United States or Sweden ? Vote for the TOP Country of the Week !


En John Bull? zeide Napoleona. John Bull even als de rest. Nu het heele gezin te Tourkef opgesloten zat, was het nog het beste dat hun huis er zich ook bevond, al liep dit dan ook gevaar leeggestolen te worden. Intusschen begonnen zij allen honger te krijgen, maar het scheen wel alsof de inboorlingen er zich niet om bekommerden of hunne gevangenen iets te eten kregen.

Des morgens van den genoemden dag namen dus Sergius, de familie Cascabel en de twee russische matrozen van de bewoners van Tourkef afscheid. Het geheele dorp was uitgeloopen om hen te zien vertrekken en hun goede reis te wenschen.
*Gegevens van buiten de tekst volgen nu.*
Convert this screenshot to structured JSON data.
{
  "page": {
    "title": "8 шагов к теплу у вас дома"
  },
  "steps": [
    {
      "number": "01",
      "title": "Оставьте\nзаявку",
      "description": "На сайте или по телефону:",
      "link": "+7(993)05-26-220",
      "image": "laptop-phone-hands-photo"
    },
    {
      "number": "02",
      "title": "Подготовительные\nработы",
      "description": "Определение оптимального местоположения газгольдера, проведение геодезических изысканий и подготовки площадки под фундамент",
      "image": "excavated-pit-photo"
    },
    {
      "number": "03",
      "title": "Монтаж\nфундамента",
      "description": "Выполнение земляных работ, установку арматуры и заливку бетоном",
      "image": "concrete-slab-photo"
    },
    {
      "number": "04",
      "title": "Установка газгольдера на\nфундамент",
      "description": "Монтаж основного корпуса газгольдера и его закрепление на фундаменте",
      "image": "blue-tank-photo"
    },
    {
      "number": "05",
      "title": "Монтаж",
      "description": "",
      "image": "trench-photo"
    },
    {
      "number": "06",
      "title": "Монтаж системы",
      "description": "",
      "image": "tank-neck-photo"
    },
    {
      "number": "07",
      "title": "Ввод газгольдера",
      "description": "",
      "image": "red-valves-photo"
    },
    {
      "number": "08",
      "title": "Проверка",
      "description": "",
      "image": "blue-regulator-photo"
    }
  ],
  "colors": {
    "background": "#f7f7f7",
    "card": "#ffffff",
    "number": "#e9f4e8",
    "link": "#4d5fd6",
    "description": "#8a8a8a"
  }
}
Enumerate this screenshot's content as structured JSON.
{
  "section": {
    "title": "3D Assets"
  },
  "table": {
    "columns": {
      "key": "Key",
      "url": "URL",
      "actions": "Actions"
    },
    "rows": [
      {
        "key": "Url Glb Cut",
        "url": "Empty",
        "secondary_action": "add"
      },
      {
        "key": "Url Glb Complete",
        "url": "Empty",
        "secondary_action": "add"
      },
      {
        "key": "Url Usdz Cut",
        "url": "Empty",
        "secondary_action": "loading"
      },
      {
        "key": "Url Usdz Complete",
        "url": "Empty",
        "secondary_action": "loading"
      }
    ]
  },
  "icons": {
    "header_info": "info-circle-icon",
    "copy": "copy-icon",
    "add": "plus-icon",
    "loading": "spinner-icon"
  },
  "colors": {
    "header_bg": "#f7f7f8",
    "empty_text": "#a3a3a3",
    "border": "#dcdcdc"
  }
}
De "brave Sjoe-Sjoe" stond vooraan in het eerste gelid, heelemaal ontroerd en aangedaan.

De geheele bevolking van Tourkef vormde het talrijkste gedeelte van den optocht. Na eenigen tijd bleven zij allen stilstaan vóór de holte van de rots, waarbinnen de afgodsbeelden geschaard stonden, behangen met kostbare pelterijen en voor deze gelegenheid met frissche kleuren beschilderd. Tchou-Tchoûk trad met opgeheven handen de Vorspük binnen.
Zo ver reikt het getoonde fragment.